O Partido dos Trabalhadores do Curdistão (PKK), a guerrilha curda, reivindicou esta sexta-feira o atentado com um veículo armadilhado perpetrado na quinta-feira contra uma esquadra da polícia em Elazig, no leste da Turquia, que provocou cinco mortos.

"Um grande ataque suicida foi realizado pelos nossos camaradas contra a sede da polícia em Elazig" para denunciar a repressão das forças turcas contra as cidades curdas do sudeste, zona de maioria curda, da Turquia, indicaram as Forças de Defesa Popular (HPG), o braço militar do PKK, num comunicado citado pela agência pró-curda Firat.

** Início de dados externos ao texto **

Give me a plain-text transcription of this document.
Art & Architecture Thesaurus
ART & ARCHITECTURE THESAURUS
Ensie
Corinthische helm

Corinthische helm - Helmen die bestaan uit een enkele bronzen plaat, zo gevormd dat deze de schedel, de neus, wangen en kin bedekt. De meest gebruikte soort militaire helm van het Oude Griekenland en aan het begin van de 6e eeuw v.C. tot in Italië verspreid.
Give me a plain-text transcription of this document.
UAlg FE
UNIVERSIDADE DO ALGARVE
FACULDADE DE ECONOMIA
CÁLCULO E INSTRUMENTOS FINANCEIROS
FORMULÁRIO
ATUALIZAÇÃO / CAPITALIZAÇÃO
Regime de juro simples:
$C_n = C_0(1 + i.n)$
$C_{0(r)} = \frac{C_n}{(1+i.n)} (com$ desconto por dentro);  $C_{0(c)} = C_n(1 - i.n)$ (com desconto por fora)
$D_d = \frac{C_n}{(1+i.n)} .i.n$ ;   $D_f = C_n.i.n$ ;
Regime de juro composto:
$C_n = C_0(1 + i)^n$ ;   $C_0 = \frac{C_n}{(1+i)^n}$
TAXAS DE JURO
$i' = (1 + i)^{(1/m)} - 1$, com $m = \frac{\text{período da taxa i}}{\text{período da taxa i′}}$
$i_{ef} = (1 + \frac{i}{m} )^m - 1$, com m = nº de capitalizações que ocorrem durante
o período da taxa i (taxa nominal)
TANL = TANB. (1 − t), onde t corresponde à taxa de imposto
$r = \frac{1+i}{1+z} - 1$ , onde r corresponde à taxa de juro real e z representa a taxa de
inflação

Na quinta-feira, as autoridades turcas já tinham atribuído o ataque ao movimento curdo independentista, classificado pelas autoridades turcas como uma organização terrorista.

A par das vítimas mortais, mais de 200 pessoas ficaram feridas neste ataque contra as forças policiais.

Elazig é um bastião nacionalista turco que tem sido poupado num conflito que dura desde 1984 e que já custou a vida a mais de 40 mil pessoas.

Milhares de habitantes da cidade de Elazig manifestaram-se esta sexta-feira para protestar contra o PKK, relataram os media locais.

Horas antes do atentado suicida em Elazig, um ataque idêntico contra um quartel da polícia na província de Van, na fronteira com o Irão, causou três mortos, dois dos quais civis.

As forças de segurança são alvo de ataques quase diários do PKK, depois do fim do cessar-fogo unilateral, na sequência do fracasso das negociações de paz com o governo turco, em julho de 2015.

O PKK, considerado uma organização terrorista pela Turquia, União Europeia e Estados Unidos da América, trava desde 1984 uma luta armada por maior autonomia para os mais de 12 milhões de curdos que vivem no país e independência para as regiões curdas.

No âmbito da purga lançada por Ancara contra os alegados apoiantes do opositor Fethullah Gülen, acusado pelo governo turco de ter planeado o golpe falhado de 15 de julho, milhares de polícias e de militares foram afastados de funções ou acusados.

Estas medidas aumentaram os receios sobre um possível enfraquecimento dos meios do Estado turco envolvidos na luta contra o PKK.